Rastgele ara sokaklardan inerken karşıma çıkan ahşap mütevazi evler, bu yürüyüşün armağanları oluyor. Sonunda denize ulaşınca sağa Üsküdar Meydanı'na doğru yöneliyorum.

Üsküdar Meydanı'nda hep Mihrimah Sultan Camisi'nin gölgesinde kalan, Yeni Valide Sultan Camisi'nin beş kapısının birinden dalıyorum dış avlusuna. 


Üsküdar'ın tepelerinden birine, Atik yani Eski Valide Sultan Camisi'ni yaptıran  Nurbanu Sultan'la kaderleri neredeyse aynı olan, Rabia Gülnuş Emetullah Sultan'ın, cami, sebil, okul,imaret, çeşmeler, dükkanlar ve türbesinden oluşan külliyesi burası.  


Girit'te oturan Venedik kökenli  Verzizzi ailesinin Evmania Voria adındaki kızıydı Gülnuş. Kader, onu da Nurbanu Sultan gibi, esir alınıp  saraya hediye edilen küçük kızlardan biri yapmıştı. 

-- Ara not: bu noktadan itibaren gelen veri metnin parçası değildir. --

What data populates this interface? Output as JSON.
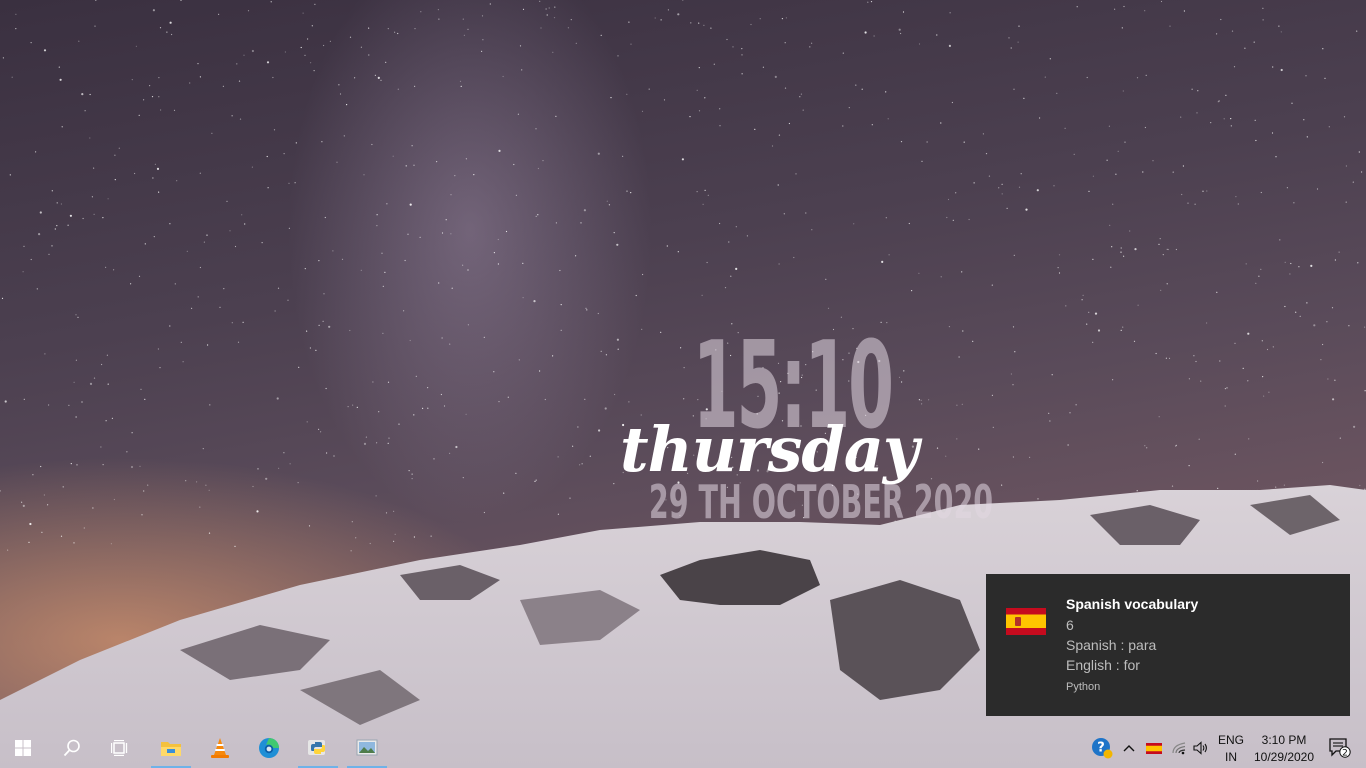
{
  "clock_widget": {
    "time": "15:10",
    "day": "thursday",
    "date": "29 TH OCTOBER 2020"
  },
  "notification": {
    "title": "Spanish vocabulary",
    "count": "6",
    "spanish_line": "Spanish : para",
    "english_line": "English : for",
    "source": "Python",
    "flag_icon": "spain-flag-icon"
  },
  "taskbar": {
    "start_icon": "windows-logo-icon",
    "search_icon": "search-icon",
    "task_view_icon": "task-view-icon",
    "pinned_apps": [
      {
        "name": "file-explorer",
        "icon": "folder-icon",
        "active": true
      },
      {
        "name": "vlc",
        "icon": "vlc-cone-icon",
        "active": false
      },
      {
        "name": "edge",
        "icon": "edge-icon",
        "active": false
      },
      {
        "name": "python",
        "icon": "python-icon",
        "active": true
      },
      {
        "name": "image-viewer",
        "icon": "photo-icon",
        "active": true
      }
    ],
    "tray": {
      "help_icon": "help-icon",
      "chevron_icon": "chevron-up-icon",
      "flag_icon": "spain-flag-icon",
      "network_icon": "wifi-icon",
      "volume_icon": "volume-icon",
      "language_line1": "ENG",
      "language_line2": "IN",
      "time": "3:10 PM",
      "date": "10/29/2020",
      "notification_count": "2"
    }
  },
  "colors": {
    "toast_bg": "#2b2b2b",
    "active_indicator": "#6fb2e8"
  }
}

Eğitilmiş, büyümüş, çok güzel akıllı da bir kız olmuştu. Kayın validesi Kösem Sultan'ı alt eden Turhan Sultan, Gülnuş'u oğlu Avcı Mehmet'e uygun görmüş ve evlendirmişti. Avcı Mehmet karısına o kadar düşkündü ki, gittiği seferlere onu da götürdüğünden, gül yüzlü Gülnuş Sultan, Osmanlının en çok gezen sultan payesini de edinmişti.


Kocasından sonra oğulları tahta geçtiğinde, Gülnuş Sultan yirmi yıl da Valide Sultanlık yapmış, Edirne Sarayı'nda vefat ettiğinde, hayattayken yaptırdığı, her yanı açık, adeta çok süslü demir bir kafese benzeyen, Yeni Valide Sultan Camisi'ndeki türbesine defnedilmişti. 


İki kadın, iki hikaye, bir külliye, Üsküdar'dan bindim mi trene, ver elini Ayrılıkçeşme.